1997/アメリカ/監督ジョージルーカス
主演マーク・ハミルトン、ハリソン・フォード・・・他


シリーズ中の最高傑作「帝国の逆襲」


ハッキリ言ってハリソンさんを目当てに観に行っただけに(笑)このシリーズは最高でしたね!なんてカッコ良いんだハン・ソロ!もうこれに尽きます。有名なレイア姫との別れのシーンでの愛の告白は女性なら一度はそう言われてみたい!シリーズ中、一番後味の悪い作品になるのかもしれないけど、あのラストは当時としてはかなり斬新な終わり方だったのではないでしょうか。しかし、未公開シーンも取り入れて最新のCGでグーンと迫力度を増した!という売りでしたが、既に20年前に完璧!と言われたSF大作だっただけに別に入れてもなくても同じという気もしないでもなかった。それに、変に未公開シーンを入れていたせいでセリフがおかしくなってしまっている部分もあったし・・・、とにかくCGでどうこうしたとい言うより、あの過去の名作をスクリーンで観られるという方が魅力的だっただけなのかもしれない。

 「ああ・・・ハン・ソロ様(*^^*)」で星4つ ★★★★

お約束という感じのラストの「ジェダイの復讐」


ついつい勢いで観てしまいましたが、まぁ3篇通じてわかりやすいSF作品であるけど、この「ジェダイ〜」が一番CG効果のなかった作品でしたね。ほとんど無意味な効果ばかりで、ストーリーをわかりにくくしているだけという感じでした。あのラストの新しいシーンも必要だったのかな?と思わせる程、今までのストーリーとは合っていない印象を受けました。元が良かっただけに救われた作品ですね。でも、そう考えると『スターウォーズ』ていかに凄い作品だったのかを痛感させられますね。まさにバケモノ作品かも。

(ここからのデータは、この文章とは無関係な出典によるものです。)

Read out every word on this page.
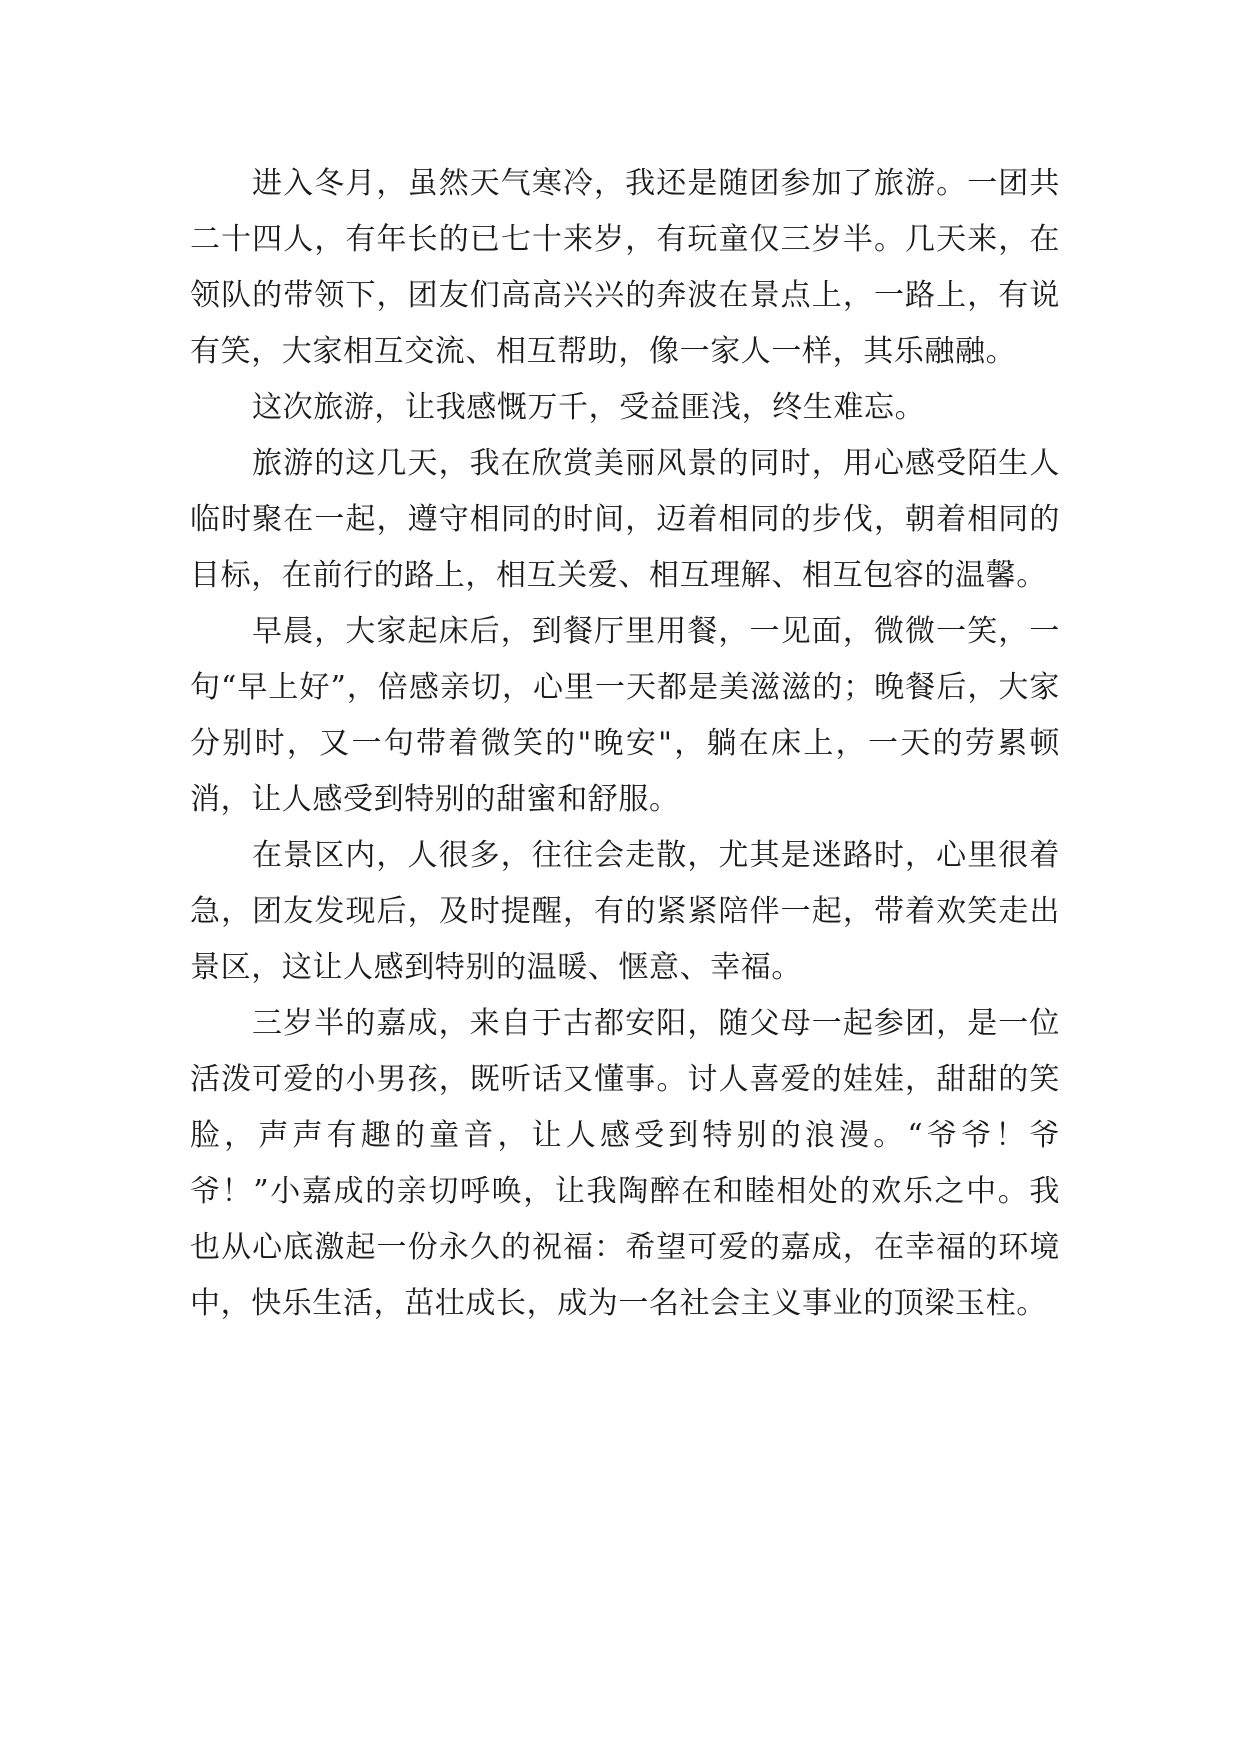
进入冬月，虽然天气寒冷，我还是随团参加了旅游。一团共二十四人，有年长的已七十来岁，有玩童仅三岁半。几天来，在领队的带领下，团友们高高兴兴的奔波在景点上，一路上，有说有笑，大家相互交流、相互帮助，像一家人一样，其乐融融。

这次旅游，让我感慨万千，受益匪浅，终生难忘。

旅游的这几天，我在欣赏美丽风景的同时，用心感受陌生人临时聚在一起，遵守相同的时间，迈着相同的步伐，朝着相同的目标，在前行的路上，相互关爱、相互理解、相互包容的温馨。

早晨，大家起床后，到餐厅里用餐，一见面，微微一笑，一句“早上好”，倍感亲切，心里一天都是美滋滋的；晚餐后，大家分别时，又一句带着微笑的"晚安"，躺在床上，一天的劳累顿消，让人感受到特别的甜蜜和舒服。

在景区内，人很多，往往会走散，尤其是迷路时，心里很着急，团友发现后，及时提醒，有的紧紧陪伴一起，带着欢笑走出景区，这让人感到特别的温暖、惬意、幸福。

三岁半的嘉成，来自于古都安阳，随父母一起参团，是一位活泼可爱的小男孩，既听话又懂事。讨人喜爱的娃娃，甜甜的笑脸，声声有趣的童音，让人感受到特别的浪漫。“爷爷！爷爷！”小嘉成的亲切呼唤，让我陶醉在和睦相处的欢乐之中。我也从心底激起一份永久的祝福：希望可爱的嘉成，在幸福的环境中，快乐生活，茁壮成长，成为一名社会主义事业的顶梁玉柱。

 「勢いで観てしまったからなぁ・・・」で星2つと半分 ★★



スリーパーズ 

1996/アメリカ/製作指揮ピーター・ギリアーノ
                 /主演ケヴィン・ベーコン、ロバート・デ・ニーロ・・・他
友情は最強の復讐をも作り出す。


この作品が現実に起きた事であるかどうかは関係ない。「友情は血よりも濃い」という言葉通りの熱く深い友情が描かれている。この友情が果たして正しいのかは敢えて言及しないが、その友情が復讐を生み真実を暴け出させたのは事実である。とにかくとんでもなく豪華キャストの作品もある。嫌な変質的な上官役にケヴィン・ベーコンが扮し、悪ガキ達の良き相談相手でもある神父役にロバート・デ・ニーロ、落ちぶれたアル中弁護士にダスティン・ホフマン、4人の仲間の中で唯一客観的に物事を語る青年(主人公)にジェイソン・パトリック、4人の仲間の中でリーダー的存在でこの復讐劇を考えた張本人でもある検事役にブラット・ピット、また彼の少年時代をブラット・レンフロが演じるなど凄いキャストである。これだけのキャストを同じスクリーンで観られてしまうなんてとんでもないことなんだろう。そして、その豪華キャストの演技合戦が何よりの見物である。特にクライマックスの裁判シーンでもデ・ニーロとブラピのやり合いの緊迫感は凄かった!今までブラピの出演作品はいろいろ観てきたが、この時の演技が最高!と言い切られるくらいの迫真の演技だった。このシーンを観るだけ でもこの映画を観る価値はあると思う。
 
 「役者達の迫真の演技に圧巻!」の星4つ ★★★★
 

劇場裏話・・・混んでいて前の方で観ていたが、エアコンの真下にいたようで4月下旬だというのにガンガンに効かさた冷房のせいで、見終わった直後の私を含めた周りの人々は「さ、寒い」が第一声だった。